Johann Ludwig Bleuler, sometimes called Louis (12 February 1792 – 28 March 1850) was a Swiss painter, landscape artist, and publisher.

==Biography==
Bleuler was born in Feuerthalen. His father, Johann Heinrich, was a landscape painter and member of the Schweizer Kleinmeister (lesser masters). His older brother, Johann Heinrich, the Younger (1787–1857) also became a painter. He began his artistic training in his father's workshop, where he learned painting and draftsmanship.

From 1817 to 1818, he travelled throughout the Rhine region, making landscape sketches and studies. The following year, he participated in an exhibition at the Künstlergesellschaft (an artists' association) in Zürich. That same year, he made a combination study and business trip to Brussels and Amsterdam. During a subsequent stay in Paris, he met his future wife, Antoinette Trillié. Back in Feuerthalen, he and his older brother took over management of their father's business.

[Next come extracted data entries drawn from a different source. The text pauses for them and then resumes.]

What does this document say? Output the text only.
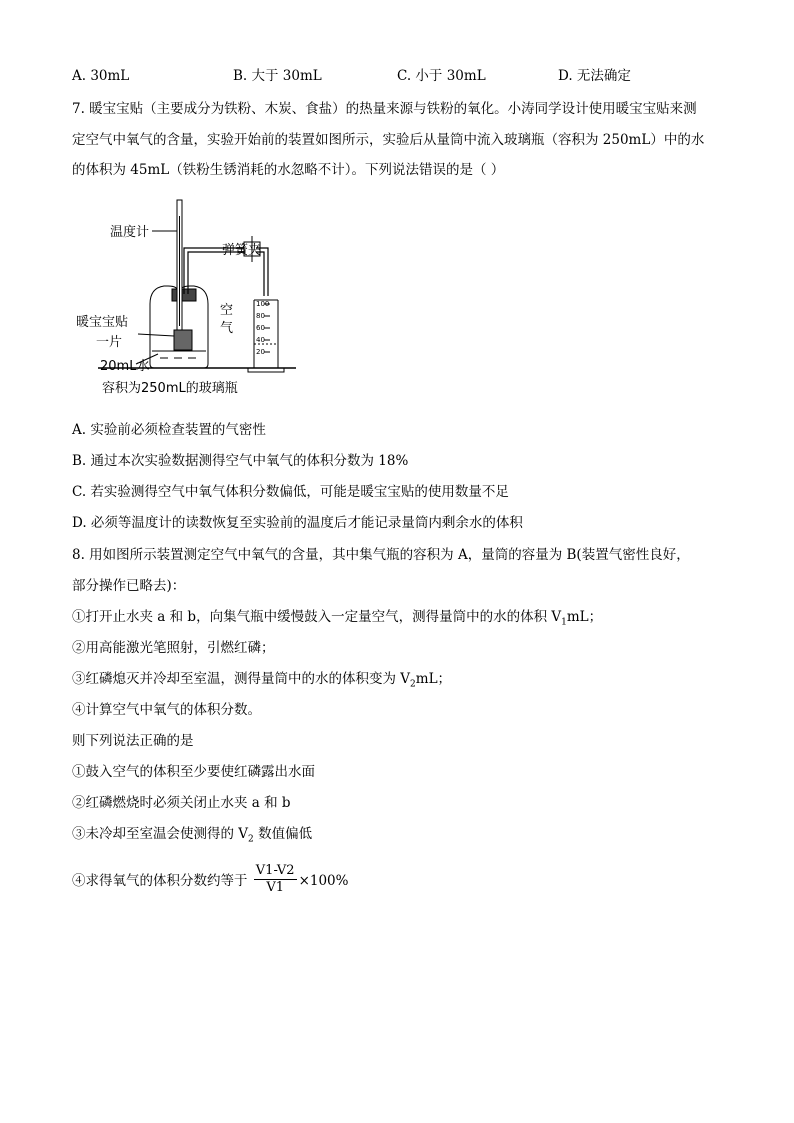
A. 30mL	B. 大于 30mL	C. 小于 30mL	D. 无法确定
7. 暖宝宝贴（主要成分为铁粉、木炭、食盐）的热量来源与铁粉的氧化。小涛同学设计使用暖宝宝贴来测
定空气中氧气的含量，实验开始前的装置如图所示，实验后从量筒中流入玻璃瓶（容积为 250mL）中的水
的体积为 45mL（铁粉生锈消耗的水忽略不计）。下列说法错误的是（ ）
温度计
弹簧夹
空
气
暖宝宝贴
一片
20mL水
容积为250mL的玻璃瓶
100
80
60
40
20
A. 实验前必须检查装置的气密性
B. 通过本次实验数据测得空气中氧气的体积分数为 18%
C. 若实验测得空气中氧气体积分数偏低，可能是暖宝宝贴的使用数量不足
D. 必须等温度计的读数恢复至实验前的温度后才能记录量筒内剩余水的体积
8. 用如图所示装置测定空气中氧气的含量，其中集气瓶的容积为 A，量筒的容量为 B(装置气密性良好，
部分操作已略去)：
①打开止水夹 a 和 b，向集气瓶中缓慢鼓入一定量空气，测得量筒中的水的体积 $V_1mL$；
②用高能激光笔照射，引燃红磷；
③红磷熄灭并冷却至室温，测得量筒中的水的体积变为 $V_2mL$；
④计算空气中氧气的体积分数。
则下列说法正确的是
①鼓入空气的体积至少要使红磷露出水面
②红磷燃烧时必须关闭止水夹 a 和 b
③未冷却至室温会使测得的 $V_2$ 数值偏低
④求得氧气的体积分数约等于 $\frac{V1-V2}{V1} \times 100\%$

In 1824, he started his own publishing company in Schaffhausen. Beginning in 1827, he worked on a sequence of prints featuring landscapes and vedute along the Rhein; a project that would occupy him until his death. His major work, Voyage pittoresque aux bords du Rhin et de la Suisse was published in 1845. The aquatints were all colored by hand, using gouache techniques that gave them the appearance of Old Masters.

In 1833, he had moved his home and fast growing business to Schloss Laufen near the Rheinfall. Many well known, or soon to be well known, artists were employed by his shop, including Egidius Federle, Konrad Corradi and Emanuel Labhardt.

In 1838, he made a business trip to St. Petersburg. While there, he contracted a serious illness that left him in poor health. In the following years, his company was nearly ruined, through a combination of new printing techniques and the Revolutions of 1848. He died on 28 March 1850 in Laufen-Uhwiesen.

== Sources ==
- Bleuler, Joh. Ludwig. In: Ulrich Thieme, Felix Becker (Eds.): Allgemeines Lexikon der Bildenden Künstler von der Antike bis zur Gegenwart. Vol.4: Bida–Brevoort. Wilhelm Engelmann, Leipzig 1910, pg.115 *
- Johann Ludwig Bleuler: Der Rhein von den Quellen bis zur Mündung. Alexandra Press, Basel 1996, ISBN 3-9521134-0-9.
- Barbara Kemmer: Kunstsinn und Geschäftskalkül. Der Rheinfall in den Landschaftsveduten der Bleuler Malschule. In: Claudia Heitmann (Hrsg.): Der Rheinfall. Erhabene Natur und touristische Vermarktung. Ausst.-Kat. Mittelrhein-Museum Koblenz, Regensburg 2015, S. 55–62.